In 2007 a partnership with the University of Westminster (with funds from the Arts & Humanities Research Council) enabled the digitisation of the collection – including the restoration of some films. The online collection, known as Arts on Film, is available to the higher education sector at http://artsonfilm.wmin.ac.uk/ Restored digital copies of all the films in the collection are stored at the National Film and TV Archive of the British Film Institute (BFI).
In February 2014 the ownership of the Arts Council's Film Collection was transferred to the BFI where it will be maintained as a living collection, available to all to access and enjoy. Requests to screen films from the collection should be made to firstname.lastname@example.org indicating that your query relates to a title from the Arts Council Film Collection.

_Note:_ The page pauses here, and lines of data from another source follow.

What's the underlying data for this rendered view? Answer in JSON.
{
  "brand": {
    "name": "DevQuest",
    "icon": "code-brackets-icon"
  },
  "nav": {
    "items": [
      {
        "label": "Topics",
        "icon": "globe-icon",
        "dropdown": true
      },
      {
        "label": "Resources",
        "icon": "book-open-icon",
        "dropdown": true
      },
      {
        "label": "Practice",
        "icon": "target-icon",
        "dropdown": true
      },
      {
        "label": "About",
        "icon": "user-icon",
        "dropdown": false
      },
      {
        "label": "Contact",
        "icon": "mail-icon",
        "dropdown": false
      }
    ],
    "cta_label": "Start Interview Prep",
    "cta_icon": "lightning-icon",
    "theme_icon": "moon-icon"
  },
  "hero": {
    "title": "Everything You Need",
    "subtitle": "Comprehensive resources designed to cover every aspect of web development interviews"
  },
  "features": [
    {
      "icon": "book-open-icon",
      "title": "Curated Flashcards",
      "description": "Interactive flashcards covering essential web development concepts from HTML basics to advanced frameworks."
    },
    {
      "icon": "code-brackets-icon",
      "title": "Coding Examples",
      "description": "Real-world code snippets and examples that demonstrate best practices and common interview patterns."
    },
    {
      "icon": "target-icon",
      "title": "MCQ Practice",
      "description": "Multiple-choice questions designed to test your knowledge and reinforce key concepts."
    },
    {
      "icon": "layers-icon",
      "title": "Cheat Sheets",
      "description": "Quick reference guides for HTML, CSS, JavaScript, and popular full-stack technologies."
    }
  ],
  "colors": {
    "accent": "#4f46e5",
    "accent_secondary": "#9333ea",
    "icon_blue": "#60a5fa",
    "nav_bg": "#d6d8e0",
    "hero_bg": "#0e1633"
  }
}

Arts Council Poetry Collection
The Arts Council Poetry Collection was founded by the Arts Council in 1953 and forms the content of the Saison Poetry Library based at London’s Southbank Centre since 1988.
As with the Arts Council Collection, it is a living archive, constantly adding to its 100,000 items of published books and audio titles. Its focus is on all poetry titles published in the UK from 1912 onwards with a representation of work from other countries, including work in parallel text and translation.
Arts Council Music Archive
As with the Poetry Collection, the Arts Council music archive is a collection of sheet music and recordings representing contemporary music commissions by the Arts Council since 1960. The collection is an archive of over 40,000 scores and manuscripts from the past thirty years but it also encompasses music and sound from the earlier 20th century, stretching back to 1900. It contains both published and unpublished works, including many pieces that are out of print or hard to obtain and is managed by Sound and Music, the national agency for the development of contemporary music.
The collection can be explored online through a searchable catalogue. More than 2,500 full scores and score extracts are available to view, alongside 1,000 audio samples.